Both communities levy a millage for pension and health care for police and fire retirees.
The plaintiffs contend that the language “other benefits” in the state pension law for police and firefighters does not extend to health care. The plaintiffs’ attorney, Greg Hanley, said the cities are violating the Headlee Amendment because they are in effect taxing property owners for a retiree benefit that should not be provided.
Hanley said that benefit is not expressly included in Act 345 and has only been allowed because it has been interpreted as “other benefits.”
“The whole case is about who pays for it,” Hanley said, saying if the community provides health care to retired cops and firefighters, it could pay them via the general fund. “There is an expressed limitation on those taxes.”
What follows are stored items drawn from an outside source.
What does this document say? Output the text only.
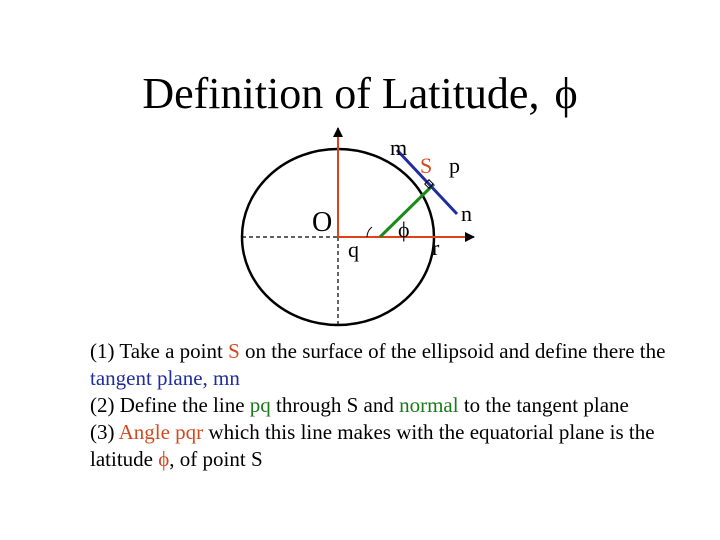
Definition of Latitude, ϕ
m
S p
n
O
q
ϕ
r

(1) Take a point S on the surface of the ellipsoid and define there the tangent plane, mn

(2) Define the line pq through S and normal to the tangent plane

(3) Angle pqr which this line makes with the equatorial plane is the latitude ϕ, of point S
But attorneys for the cities countered Hanley.
Roberts called the “other benefits” phrase “very broad” that allows the municipalities to tax property owners for both pension and health care.
“It’s not restrictive,” Mithani added.
The plaintiffs “want to artificially limit the application of Act 345 to only pensions,” Roberts said.
Mithani noted that municipal employees who are not police officers or firefighters are allowed pension and retiree health-care benefits in Public Act 202.
“It seems a bit nonsensical to say that police and firefighter retirees get the benefit of a legislatively enacted dedicated retirement system but do not get the full panel of benefits that are afforded to all other municipal retirees,” she said.
She called it “alarmist” to allege health-care retirement dollars could be or have been spent on unrelated things. She said there has been “no bags of cash or hunting lodge scenarios have yet to occur in any community” and noted the law restricts the funding so that communities cannot use the tax dollars raised from the specified millages to “build a parking garage or (pay for) water and sewer.”
She said they are “guardrails at the ballot box” to hold government officials accountable if they provide outlandish benefits by electing them out of office.
Mithani noted retiree health care benefits are negotiated between the cities and the labor unions to help them attract and retain quality workers.
“It gives the municipalities discretion to determine what additional benefits they want to attract and retain a public-safety work force,” she said. “They will negotiate together to determine what the are best retirement benefits to give those police and fire retirees.”
Roberts pointed out communities may wish to add another benefit in the future that is unforeseen at this time that could be included under the law.
He said when PA 345 passed in 1937, it was “to address a need, a funding source for police and fire retirement.”
“At the time in 1937, the retirements were primarily pensions,” he said. “Things have changed, but the intent of the statue was always to provide a dedicated funding source of funding for these first responders.”
Hanley said 38 communities in the state could be impact by a ruling.
Former Warren mayor Jim Fouts said in 2023 if the city lost the case, it would have to come up with $10 million to pay health care for police and fire retirees’ health care.
Fouts and St. Clair Shores Mayor Kip Walby said they saw the respective lawsuits as an attempted “money grab” by the plaintiffs.